Título: Dança imóvel
Autor: Tereza Cruvinel
Fonte: O Globo, 21/04/2006, O GLOBO, p. 2

O ministro da Justiça foi à Câmara, deu fartas explicações sobre sua atuação no caso da quebra do sigilo bancário do caseiro Francenildo, apoiando-se na atuação de uma Polícia Federal que, sob seu comando, em poucos dias desvendou a trama e botou os culpados na rua. Não convenceu a parte da oposição que não queria ser convencida, embora esta não tenha, também, conseguido demonstrar que ele incorreu na ilegalidade.

Mas outros baixaram o tom, o que se traduziu no esvaziamento do espetáculo do meio para o final, em sinal de que dali não sairia nenhum estrondo. O governo queria encerrar o assunto mas a bola agora está com o Senado, que poderá ou não pedir novas explicações. O ministro avisou que fica e tratou de preservar Lula, que segundo ele desde o início exigiu rigor na apuração, agindo quando ficou claro o envolvimento de Palocci. Contentou o Planalto, mas não a oposição.

O líder pefelista Rodrigo Maia e o tucano Jutahy Júnior, que abriram a sabatina com uma saraivada de ataques, entraram e saíram com as mesmas convicções. Não arrancaram contradições ou incongruências do depoente mas não mudaram de opinião. Jutahy está convencido de que foi a Polícia Federal, através de Márcio Thomaz Bastos, que forneceu a Palocci o número da conta bancária do caseiro na CEF, depois de ter fotocopiado seu cartão bancário, horas antes da quebra do sigilo. Para quem ocupa o ministério da Fazenda, dispondo de tantos instrumentos e disposto a usá-los, descobrir onde um cidadão tem conta bancária é coisa que dispensa ajuda policial. Contra a convicção do tucano, Thomaz Bastos brandiu a independência e a eficiência da Polícia Federal, cujas investigações derrubaram em poucos dias aquele que era o segundo homem mais forte do governo Lula. Que era e continua sendo seu amigo, destacou. Inútil. O líder do PSDB segue pedindo sua demissão e o do PFL promete uma denúncia contra o ministro à comissão de ética pública. Para Rodrigo, o crime está no fato de ter indicado e apresentado o advogado Arnaldo Malheiros a Palocci, já então sob suspeita.

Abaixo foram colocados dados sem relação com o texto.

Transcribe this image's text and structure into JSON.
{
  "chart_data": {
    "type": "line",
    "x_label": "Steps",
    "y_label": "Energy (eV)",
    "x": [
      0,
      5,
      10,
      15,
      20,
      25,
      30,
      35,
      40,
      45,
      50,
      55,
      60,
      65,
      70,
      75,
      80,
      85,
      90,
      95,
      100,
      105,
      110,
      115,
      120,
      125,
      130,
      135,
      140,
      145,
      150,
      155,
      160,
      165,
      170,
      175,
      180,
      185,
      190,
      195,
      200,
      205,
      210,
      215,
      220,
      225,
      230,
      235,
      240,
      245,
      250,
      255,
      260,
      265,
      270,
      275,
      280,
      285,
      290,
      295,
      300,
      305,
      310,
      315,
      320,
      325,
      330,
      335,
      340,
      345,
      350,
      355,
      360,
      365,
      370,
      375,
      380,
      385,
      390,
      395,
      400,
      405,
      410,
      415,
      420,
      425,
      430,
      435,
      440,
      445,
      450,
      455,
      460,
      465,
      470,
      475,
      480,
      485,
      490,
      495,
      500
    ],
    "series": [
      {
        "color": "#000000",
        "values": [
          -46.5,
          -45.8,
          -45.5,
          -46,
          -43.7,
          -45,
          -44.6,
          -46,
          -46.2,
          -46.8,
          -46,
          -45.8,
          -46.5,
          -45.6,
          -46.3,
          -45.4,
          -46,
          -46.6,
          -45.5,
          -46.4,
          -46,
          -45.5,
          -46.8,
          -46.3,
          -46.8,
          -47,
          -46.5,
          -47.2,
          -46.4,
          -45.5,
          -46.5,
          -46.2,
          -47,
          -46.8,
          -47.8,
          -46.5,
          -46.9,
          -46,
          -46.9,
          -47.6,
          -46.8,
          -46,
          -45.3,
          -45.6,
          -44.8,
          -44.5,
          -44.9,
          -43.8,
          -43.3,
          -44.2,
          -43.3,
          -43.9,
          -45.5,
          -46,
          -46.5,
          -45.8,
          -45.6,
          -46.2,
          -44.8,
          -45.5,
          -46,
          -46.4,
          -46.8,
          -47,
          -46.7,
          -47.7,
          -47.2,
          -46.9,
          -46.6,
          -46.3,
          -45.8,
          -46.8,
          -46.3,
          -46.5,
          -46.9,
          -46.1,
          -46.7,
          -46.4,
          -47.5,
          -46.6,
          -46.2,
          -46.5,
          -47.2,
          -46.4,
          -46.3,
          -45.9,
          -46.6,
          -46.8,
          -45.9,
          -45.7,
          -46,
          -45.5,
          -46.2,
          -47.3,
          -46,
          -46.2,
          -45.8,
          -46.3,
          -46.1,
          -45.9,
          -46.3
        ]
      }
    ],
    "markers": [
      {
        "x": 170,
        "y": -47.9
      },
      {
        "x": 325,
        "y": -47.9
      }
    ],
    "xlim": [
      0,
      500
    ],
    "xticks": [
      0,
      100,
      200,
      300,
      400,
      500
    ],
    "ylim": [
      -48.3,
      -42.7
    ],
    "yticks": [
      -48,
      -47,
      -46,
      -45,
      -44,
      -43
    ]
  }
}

Surpreendido pelo ataque inicial dos jovens falcões, Thomaz Bastos fica devendo ao líder da minoria, José Carlos Aleluia, a intervenção mais racional da oposição, com perguntas encadeadas e bem formuladas sobre os fatos centrais do episódio. Isso permitiu ao ministro recobrar a segurança e reorientar o depoimento, buscando explicar os pontos mais obscuros. Outros membros da oposição entretanto exibiram imenso despreparo, fazendo perguntas confusas ou mostrando-se mal informados. Talvez lhes conviesse a desinformação.

Se a oposição não se preparou, os governistas menos ainda. Poucos foram úteis ao ministro com argumentos que fortalecessem suas explicações. Uma exceção, Antonio Carlos Biscaia, com uma intervenção esclarecedora. Já no final, o presidente do PT, Ricardo Berzoini, apareceu para endossar a fala de Thomaz Bastos sobre a conduta exemplar da Polícia Federal. Lembrou que no governo passado foi afastado um delegado que investigava Ricardo Sergio (ex-diretor do Banco do Brasil acusado de manobrar o processo de privatização das teles). E que Roseana Sarney foi vítima de uma operação da PF supostamente armada para desestabilizar sua candidatura presidencial em alta, ao encontrar um gordo dinheiro de campanha não contabilizado na sede da empresa Lunus. Mas isso também foi espuma, não esclarecimento. O que se seguirá agora é apenas o uso político do episódio por quem tiver mais competência.